So now my 900W UPS has two 12v 18Ah LiFePO4 packs in it and during the prolonged power outage I decided to test a gaming load since I still had an internet connection. Playing Star Trek Online (the game I happened to be playing when we lost power) I was pulling down about 360W peak, with 90-100W of that being my three monitors. My UPS display fluctuated between 35 and 50 minutes of backup time, which is several times what I’ve been able to get in the past under SLA batteries in the same unit. Maybe next time I feel like doing a test I’ll load up Shadow of the Tomb Raider or Horizon Zero Dawn? “Run time during power loss” would make for an interesting benchmark statistic.

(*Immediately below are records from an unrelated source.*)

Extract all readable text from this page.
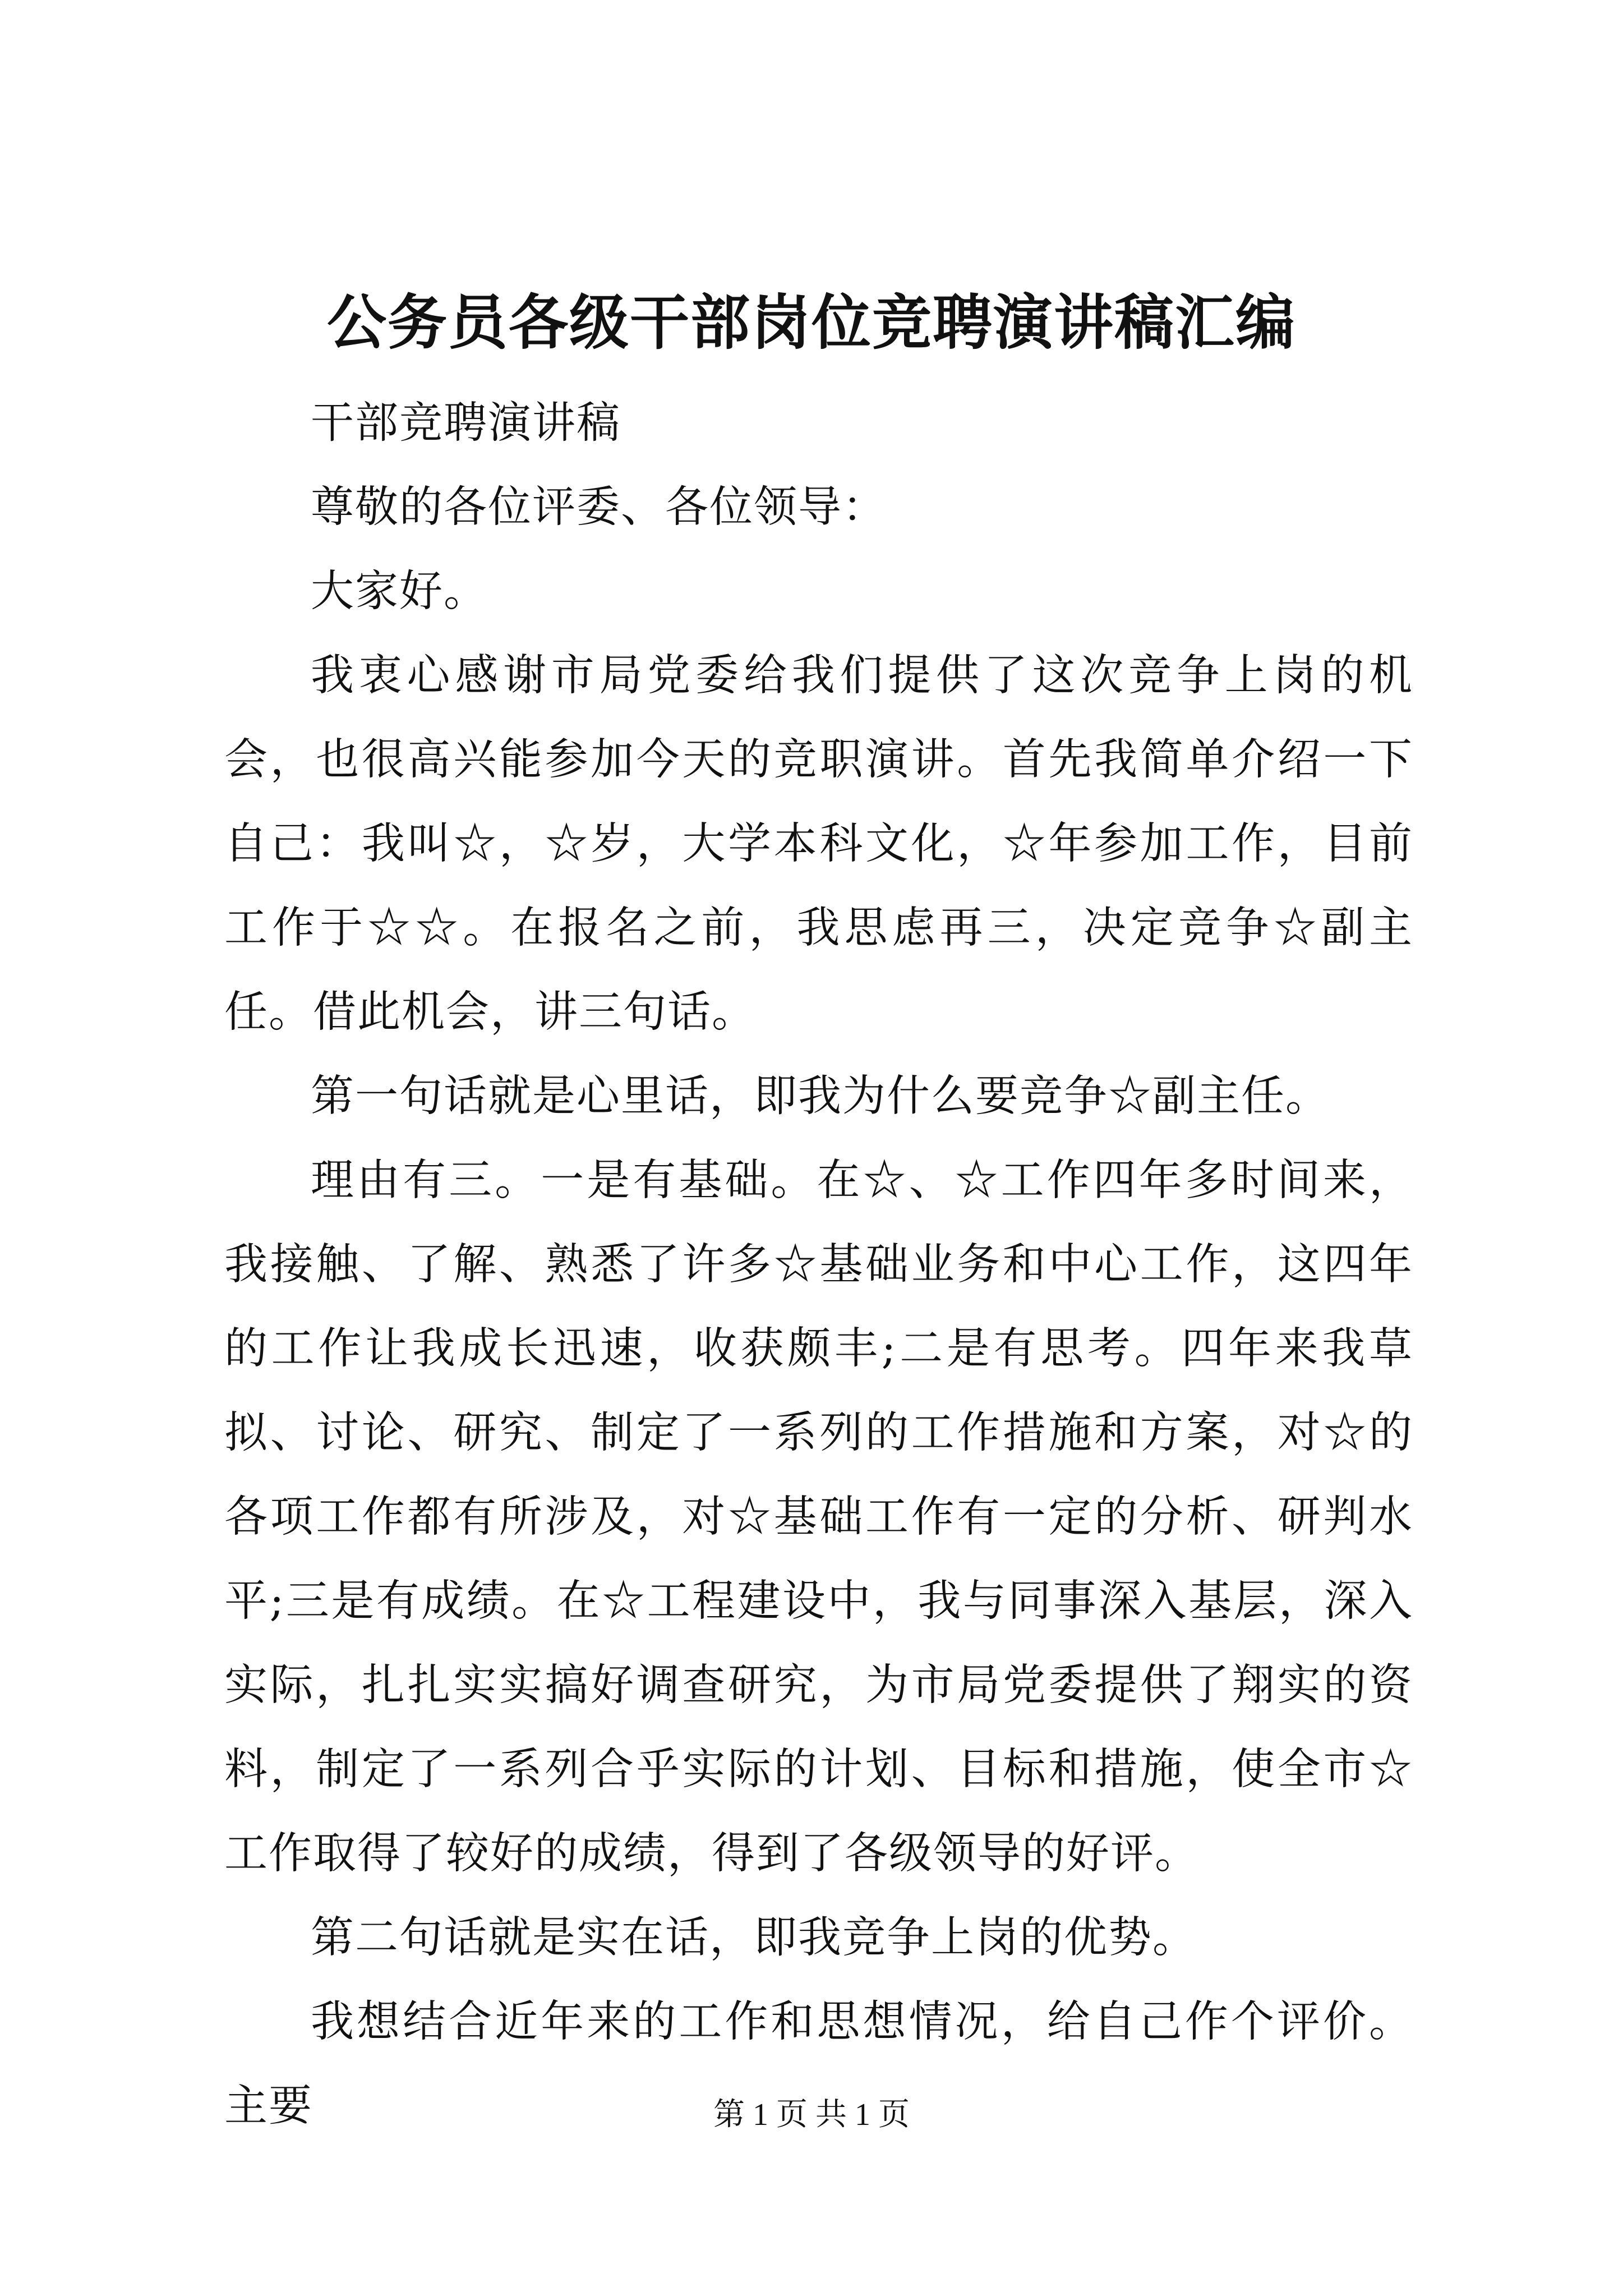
公务员各级干部岗位竞聘演讲稿汇编

干部竞聘演讲稿

尊敬的各位评委、各位领导：

大家好。

我衷心感谢市局党委给我们提供了这次竞争上岗的机会，也很高兴能参加今天的竞职演讲。首先我简单介绍一下自己：我叫☆，☆岁，大学本科文化，☆年参加工作，目前工作于☆☆。在报名之前，我思虑再三，决定竞争☆副主任。借此机会，讲三句话。

第一句话就是心里话，即我为什么要竞争☆副主任。

理由有三。一是有基础。在☆、☆工作四年多时间来，我接触、了解、熟悉了许多☆基础业务和中心工作，这四年的工作让我成长迅速，收获颇丰;二是有思考。四年来我草拟、讨论、研究、制定了一系列的工作措施和方案，对☆的各项工作都有所涉及，对☆基础工作有一定的分析、研判水平;三是有成绩。在☆工程建设中，我与同事深入基层，深入实际，扎扎实实搞好调查研究，为市局党委提供了翔实的资料，制定了一系列合乎实际的计划、目标和措施，使全市☆工作取得了较好的成绩，得到了各级领导的好评。

第二句话就是实在话，即我竞争上岗的优势。

我想结合近年来的工作和思想情况，给自己作个评价。主要	第 1 页 共 1 页
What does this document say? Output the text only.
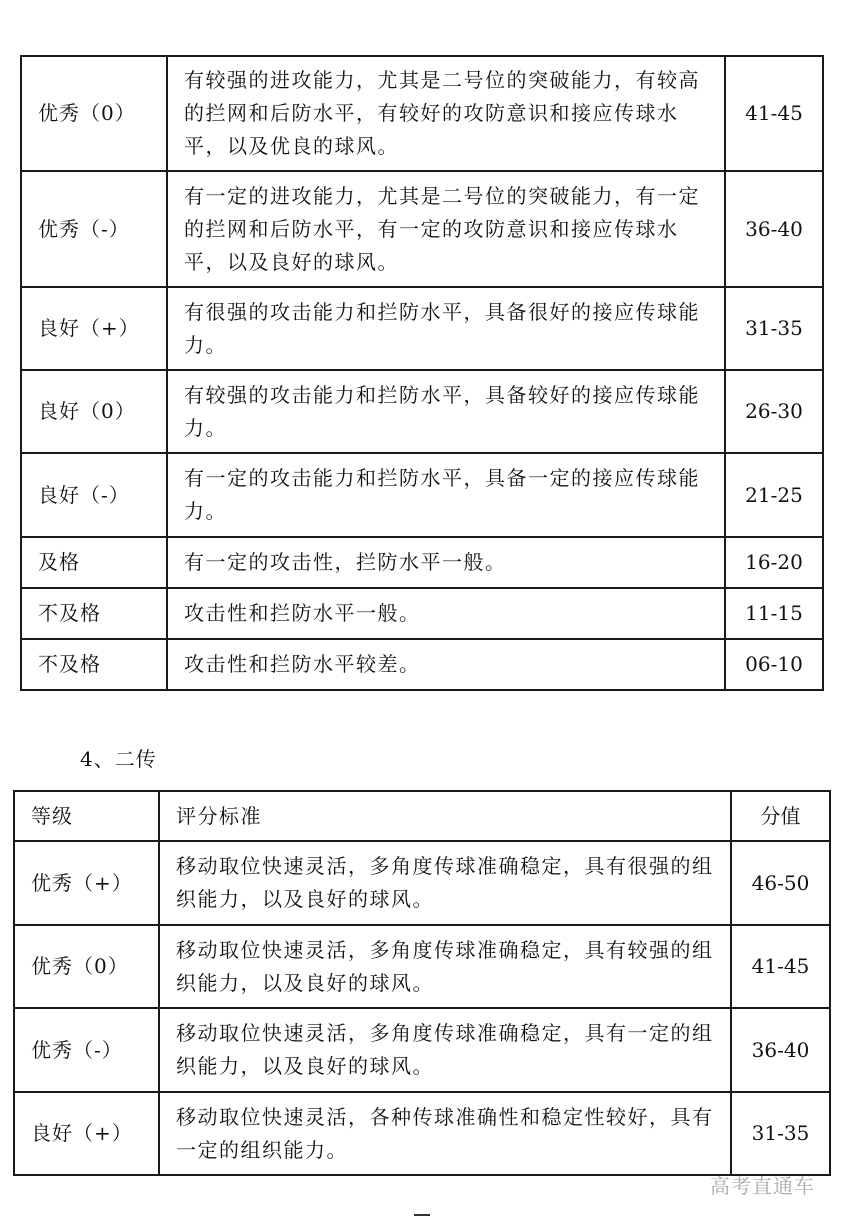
优秀（0）	有较强的进攻能力，尤其是二号位的突破能力，有较高的拦网和后防水平，有较好的攻防意识和接应传球水平，以及优良的球风。	41-45
优秀（-）	有一定的进攻能力，尤其是二号位的突破能力，有一定的拦网和后防水平，有一定的攻防意识和接应传球水平，以及良好的球风。	36-40
良好（+）	有很强的攻击能力和拦防水平，具备很好的接应传球能力。	31-35
良好（0）	有较强的攻击能力和拦防水平，具备较好的接应传球能力。	26-30
良好（-）	有一定的攻击能力和拦防水平，具备一定的接应传球能力。	21-25
及格	有一定的攻击性，拦防水平一般。	16-20
不及格	攻击性和拦防水平一般。	11-15
不及格	攻击性和拦防水平较差。	06-10
4、二传
等级	评分标准	分值
优秀（+）	移动取位快速灵活，多角度传球准确稳定，具有很强的组织能力，以及良好的球风。	46-50
优秀（0）	移动取位快速灵活，多角度传球准确稳定，具有较强的组织能力，以及良好的球风。	41-45
优秀（-）	移动取位快速灵活，多角度传球准确稳定，具有一定的组织能力，以及良好的球风。	36-40
良好（+）	移动取位快速灵活，各种传球准确性和稳定性较好，具有一定的组织能力。	31-35
高考直通车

The one thing I didn’t get to do, which I am noticing a lot of people on YouTube doing, is testing the capacity of the battery to see if it’s living up to the rating on the label. My packs are 18Ah each but do they really have that capacity? Unfortunately I don’t have the measuring equipment needed to log all of this, though it’s not hard to get. The question of capacity also brings up one for the future – can a 6v or 12v LiFePO4 UPS battery be DIYed and have more capacity than a manufactured one? Well considering that during the power outage there were seven UPSes that all ran dead I imagine I’ll be needing to replace a number of battery packs so that they can even run the next time we have an outage, rare as they are in my area. I’m definitely going to try doing this in the future so keep an eye out for that post because you can be sure I’m going to share what I learned.